# Edge of crypt curling inward



## Glouglou (Feb 21, 2006)

My crypts, just went crazy in my tank, they want to take over. I have to take out some bunches every month or 2. 

Some leaves border slightly curled inward. My ludwigia show a little bit of the same problem.

Can a crypt fanatic already encounter that problem.

Thanks


----------



## HeyPK (Jan 23, 2004)

Are they curled upwards (towards the top of the leaf) or downwards (towards the bottom of the leaf? If they are growing well, then the curling is probably their normal appearance and nothing to worry about. Could you produce a picture?


----------



## Glouglou (Feb 21, 2006)

*Thanks to answer*

The curling happening along the edge of the plant, around 1/8 to 1/4 of a inch from the very edge. It not seem to be concentrate on top or at the base of the leaves, but I will check. Some Ludwigia leaves are more like a reverse spoon.

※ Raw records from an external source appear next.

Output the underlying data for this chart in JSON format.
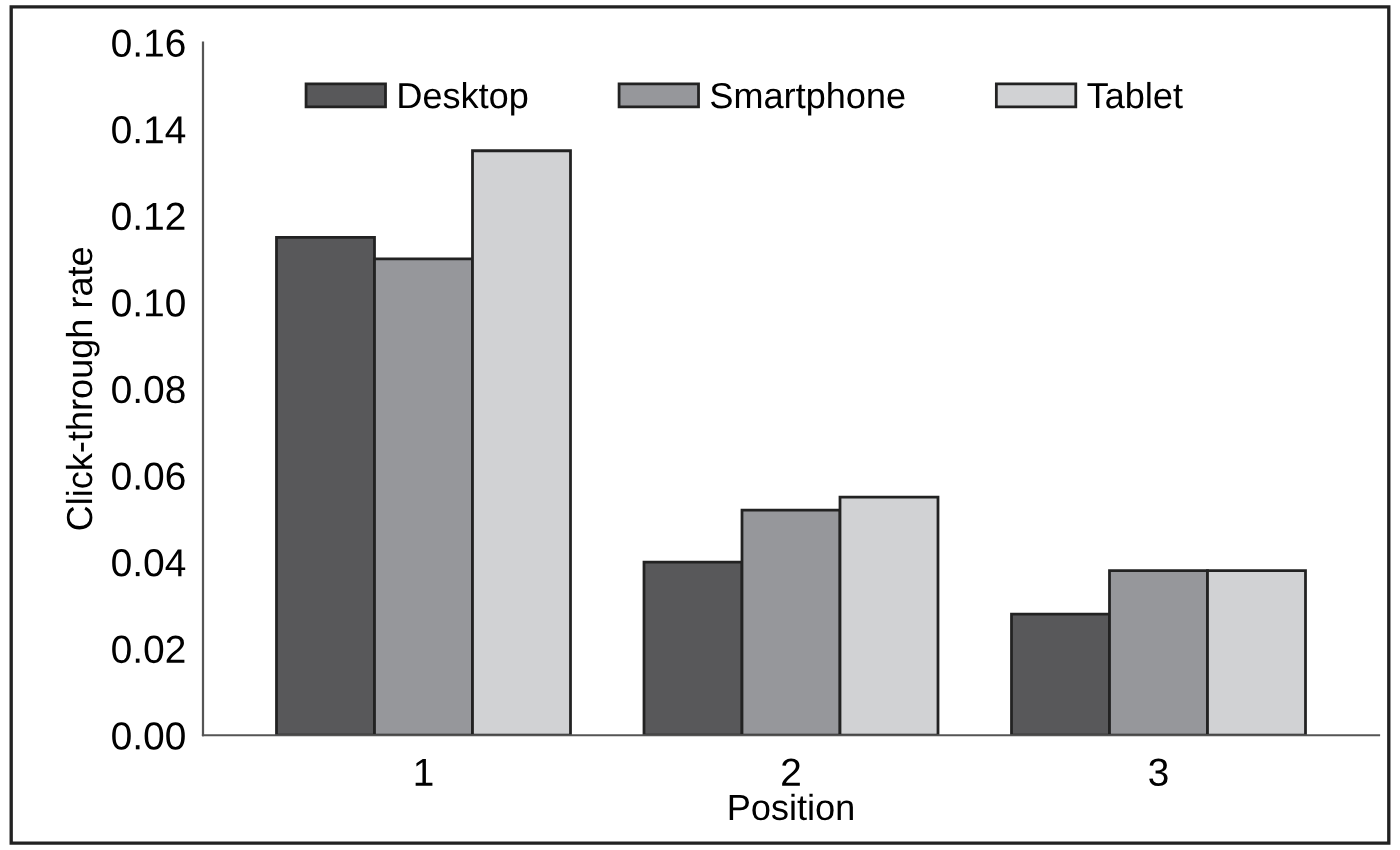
{
  "chart_data": {
    "type": "bar",
    "xlabel": "Position",
    "ylabel": "Click-through rate",
    "categories": [
      "1",
      "2",
      "3"
    ],
    "series": [
      {
        "name": "Desktop",
        "color": "#58585a",
        "values": [
          0.115,
          0.04,
          0.028
        ]
      },
      {
        "name": "Smartphone",
        "color": "#96979b",
        "values": [
          0.11,
          0.052,
          0.038
        ]
      },
      {
        "name": "Tablet",
        "color": "#d1d2d4",
        "values": [
          0.135,
          0.055,
          0.038
        ]
      }
    ],
    "ylim": [
      0,
      0.16
    ],
    "yticks": [
      {
        "value": 0,
        "label": "0.00"
      },
      0.02,
      0.04,
      0.06,
      0.08,
      {
        "value": 0.1,
        "label": "0.10"
      },
      0.12,
      0.14,
      0.16
    ],
    "grid": false,
    "legend": "top left"
  }
}
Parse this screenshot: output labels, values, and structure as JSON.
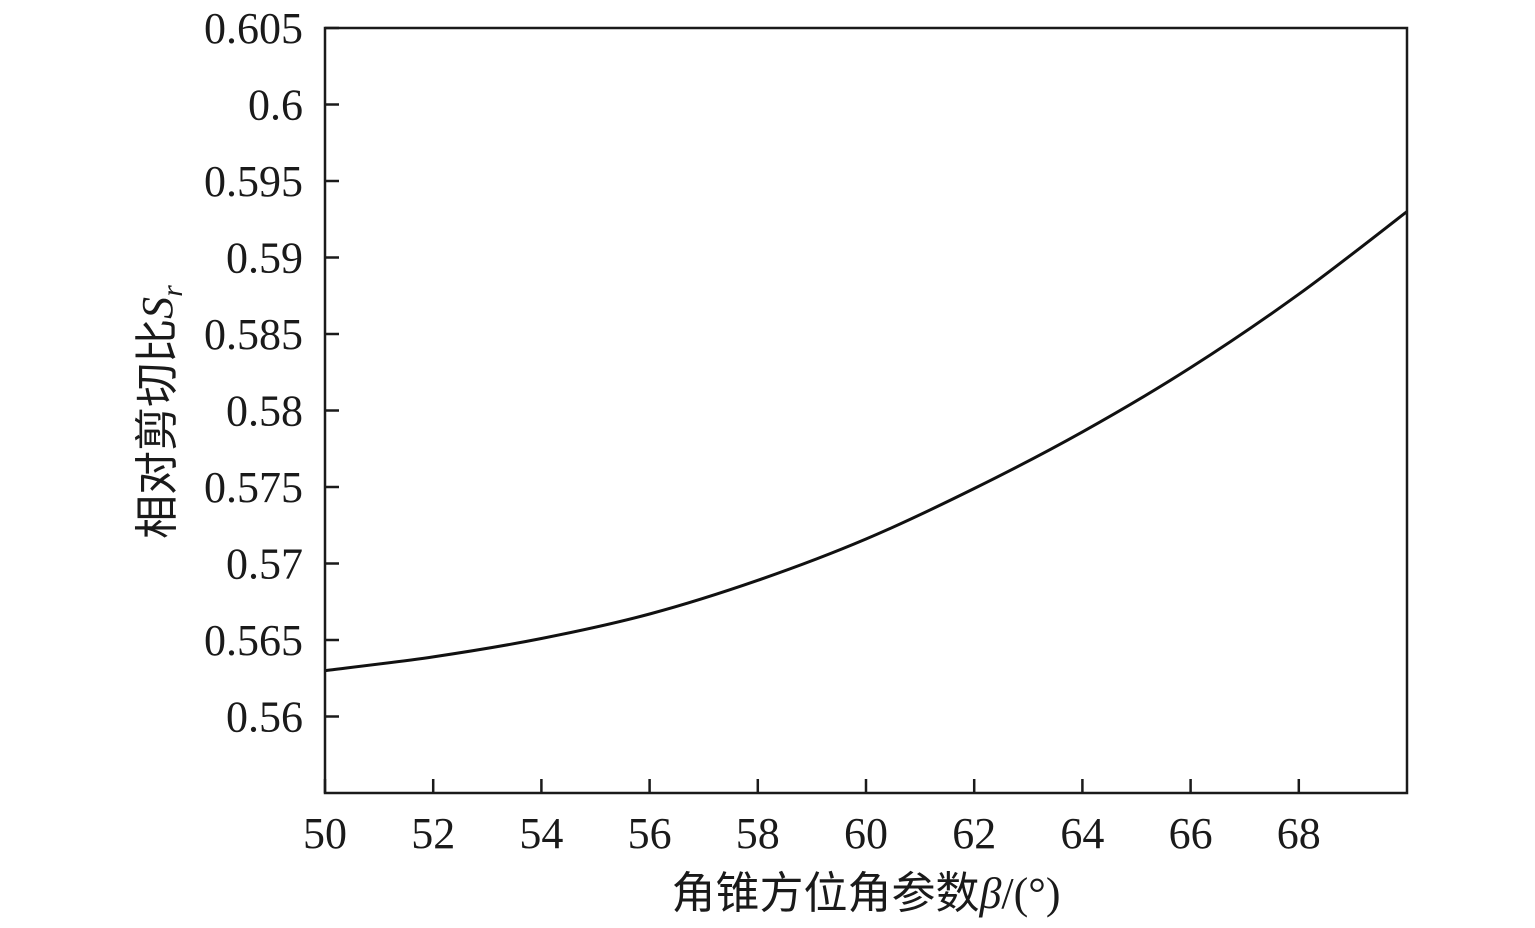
{
  "chart_data": {
    "type": "line",
    "xlabel": "角锥方位角参数β/(°)",
    "ylabel": "相对剪切比Sr",
    "xlabel_parts": {
      "text": "角锥方位角参数",
      "symbol": "β",
      "unit": "/(°)"
    },
    "ylabel_parts": {
      "text": "相对剪切比",
      "symbol": "S",
      "subscript": "r"
    },
    "xlim": [
      50,
      70
    ],
    "ylim": [
      0.555,
      0.605
    ],
    "xticks": [
      50,
      52,
      54,
      56,
      58,
      60,
      62,
      64,
      66,
      68
    ],
    "xtick_labels": [
      "50",
      "52",
      "54",
      "56",
      "58",
      "60",
      "62",
      "64",
      "66",
      "68"
    ],
    "yticks": [
      0.56,
      0.565,
      0.57,
      0.575,
      0.58,
      0.585,
      0.59,
      0.595,
      0.6,
      0.605
    ],
    "ytick_labels": [
      "0.56",
      "0.565",
      "0.57",
      "0.575",
      "0.58",
      "0.585",
      "0.59",
      "0.595",
      "0.6",
      "0.605"
    ],
    "grid": false,
    "series": [
      {
        "color": "#111111",
        "x": [
          50,
          52,
          54,
          56,
          58,
          60,
          62,
          64,
          66,
          68,
          70
        ],
        "y": [
          0.563,
          0.5639,
          0.5651,
          0.5667,
          0.5689,
          0.5716,
          0.5749,
          0.5786,
          0.5828,
          0.5876,
          0.593
        ]
      }
    ]
  }
}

I really need a digital camera....


----------



## HeyPK (Jan 23, 2004)

C. beckettii leaves curl down. Are your plants like this?


----------



## Glouglou (Feb 21, 2006)

*answer to HeyPK*

Well they are exactly like that, not that color but the curling is the same.
I don't know if they are C. beckettii but the form of the leaves are the same.
Mine got the older leaves dark green and bronze. The one in the shade are more greener.

Ok know I have to take care of those Ludwigia.

Thanks


----------



## HeyPK (Jan 23, 2004)

That type of curling is healthy and normal for some species of Cryptocoryne. As for the Ludwigia----I don't know, but if the Ludwigia is growing and otherwise looks healthy, I wouldn't worry. It is probably normal, too.


----------



## gac (Nov 12, 2005)

Hi,
I've had that curling as a precursor to calcium defiency, the leaves curl, get little holes, then the leaf splits as the growing tip rots out. Keep an eye on it. once calcium is added new leaves tend not to curl as much as they get older.

Cheers
Glen


----------



## rs79 (Dec 7, 2004)

Curling leaves is usually a sign of a too high nitrate level. Ie, > 50 ppm.


----------